When a user hovers their cursor over the link, the text in the title attribute will appear as a tooltip. The title of a link can provide additional information about the link. For example, if a sentence says "The students published a three-page report on their project" you might link "Three-page report on their project." An appropriate title would then be the formal name of the report. This helps visitors know where a URL will send them, and therefore if they reach a different destination through a redirect. The title can also provide context to a URL for those using screen readers when the text of a link falls short.

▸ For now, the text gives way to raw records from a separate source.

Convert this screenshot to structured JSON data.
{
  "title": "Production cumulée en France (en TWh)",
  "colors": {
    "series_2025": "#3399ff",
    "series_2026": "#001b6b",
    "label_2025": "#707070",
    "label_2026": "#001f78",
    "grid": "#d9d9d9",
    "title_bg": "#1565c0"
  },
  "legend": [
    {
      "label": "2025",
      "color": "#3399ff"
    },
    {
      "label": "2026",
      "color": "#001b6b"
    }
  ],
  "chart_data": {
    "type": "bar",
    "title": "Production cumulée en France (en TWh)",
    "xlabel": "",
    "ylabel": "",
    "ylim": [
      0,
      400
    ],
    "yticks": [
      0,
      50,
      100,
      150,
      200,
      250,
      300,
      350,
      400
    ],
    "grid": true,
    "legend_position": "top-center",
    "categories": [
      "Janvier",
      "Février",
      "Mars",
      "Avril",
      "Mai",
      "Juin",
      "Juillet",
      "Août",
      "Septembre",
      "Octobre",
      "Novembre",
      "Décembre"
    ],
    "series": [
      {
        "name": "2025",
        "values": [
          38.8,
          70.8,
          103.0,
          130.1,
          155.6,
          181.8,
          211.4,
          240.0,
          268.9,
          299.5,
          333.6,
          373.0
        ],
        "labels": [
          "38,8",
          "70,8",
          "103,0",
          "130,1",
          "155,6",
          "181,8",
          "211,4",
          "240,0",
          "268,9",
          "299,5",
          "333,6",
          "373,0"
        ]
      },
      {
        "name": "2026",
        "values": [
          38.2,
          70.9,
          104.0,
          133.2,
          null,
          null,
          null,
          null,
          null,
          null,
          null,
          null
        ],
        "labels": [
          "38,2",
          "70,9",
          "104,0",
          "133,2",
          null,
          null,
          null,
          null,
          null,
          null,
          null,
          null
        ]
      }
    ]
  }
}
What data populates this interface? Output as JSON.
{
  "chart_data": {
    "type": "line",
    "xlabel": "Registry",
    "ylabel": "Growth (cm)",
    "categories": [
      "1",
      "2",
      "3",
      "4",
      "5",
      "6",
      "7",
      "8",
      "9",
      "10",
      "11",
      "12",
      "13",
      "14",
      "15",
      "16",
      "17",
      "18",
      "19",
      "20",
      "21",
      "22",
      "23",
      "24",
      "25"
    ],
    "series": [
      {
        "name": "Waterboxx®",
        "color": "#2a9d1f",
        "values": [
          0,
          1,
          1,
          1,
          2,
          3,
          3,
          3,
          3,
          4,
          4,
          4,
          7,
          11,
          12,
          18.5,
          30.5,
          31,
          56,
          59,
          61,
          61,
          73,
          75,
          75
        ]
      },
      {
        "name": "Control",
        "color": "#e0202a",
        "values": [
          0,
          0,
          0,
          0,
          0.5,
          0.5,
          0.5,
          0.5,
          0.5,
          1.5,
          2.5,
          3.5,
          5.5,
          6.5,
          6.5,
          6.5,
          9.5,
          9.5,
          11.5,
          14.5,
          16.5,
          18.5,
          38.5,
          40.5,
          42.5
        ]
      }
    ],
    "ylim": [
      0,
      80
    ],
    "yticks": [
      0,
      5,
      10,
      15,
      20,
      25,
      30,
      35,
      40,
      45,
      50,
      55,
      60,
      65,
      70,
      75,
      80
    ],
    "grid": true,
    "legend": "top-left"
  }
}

Color Contrast and Accessibility

We already discussed some ways to make your links accessible for screen reader technology. However, there are other considerations to make. Mason follows WCAG guidelines for how to format your site to make it accessible. To meet those standards, URLs must follow certain visual standards:

  • Links must use a non-color indicator, such as an underline, to indicate they are different from the surrounding text.
  • The contrast ratio between the surrounding text and the background must be at least 4.5:1
  • The contrast ratio between the link and the background must be at least 4.5:1
  • The contrast ratio between the link and the surrounding text must be at least 3:1.
Most of this is taken care of for you by the SiteMasonry platform. If you have any questions about web accessibility and how to test for it, contact the SiteMasonry team or reach out to Mason's Assistive Technology Initiative for assistance.

Check What You Type

The SiteMasonry team helps Content Collaborators monitor broken links via tools like Dubbot that can check for 404 errors (broken links) for you. We see a few common trends when reviewing results on Dubbot involving links that are copied and pasted in a few unique situations.

Microsoft Outlook

When you send a link via Microsoft Outlook, it is run through a safety protocol that, as a side effect, changes the link you get when you copy the link or text directly from an email into another location. This results in a very messy and long URL that does not tell visitors where it takes them to. On top of that, Outlook URLs tend to expire, rendering your link broken after a few weeks.

If you want to copy over a link from an email, open the link yourself first. Then copy the URL from the site itself. This will remove all the special formatting.

Blackboard Links

In order to get a permanent link to a file hosted by Blackboard, you need to follow very specific steps. You can't just copy the URL out of your browser window, as that URL is specific to you. Make sure you get the permanent link for your Blackboard file and set the file to be viewable by the general public. We've placed these steps in a separate tutorial on Blackboard URLs.


In conclusion, following best practices for links on your web pages can help improve the user experience and make your site more accessible and navigable. By using descriptive and relevant anchor text, implementing internal and external linking, using proper formatting, and testing your links, you can create an effective and user-friendly website that provides value to your audience.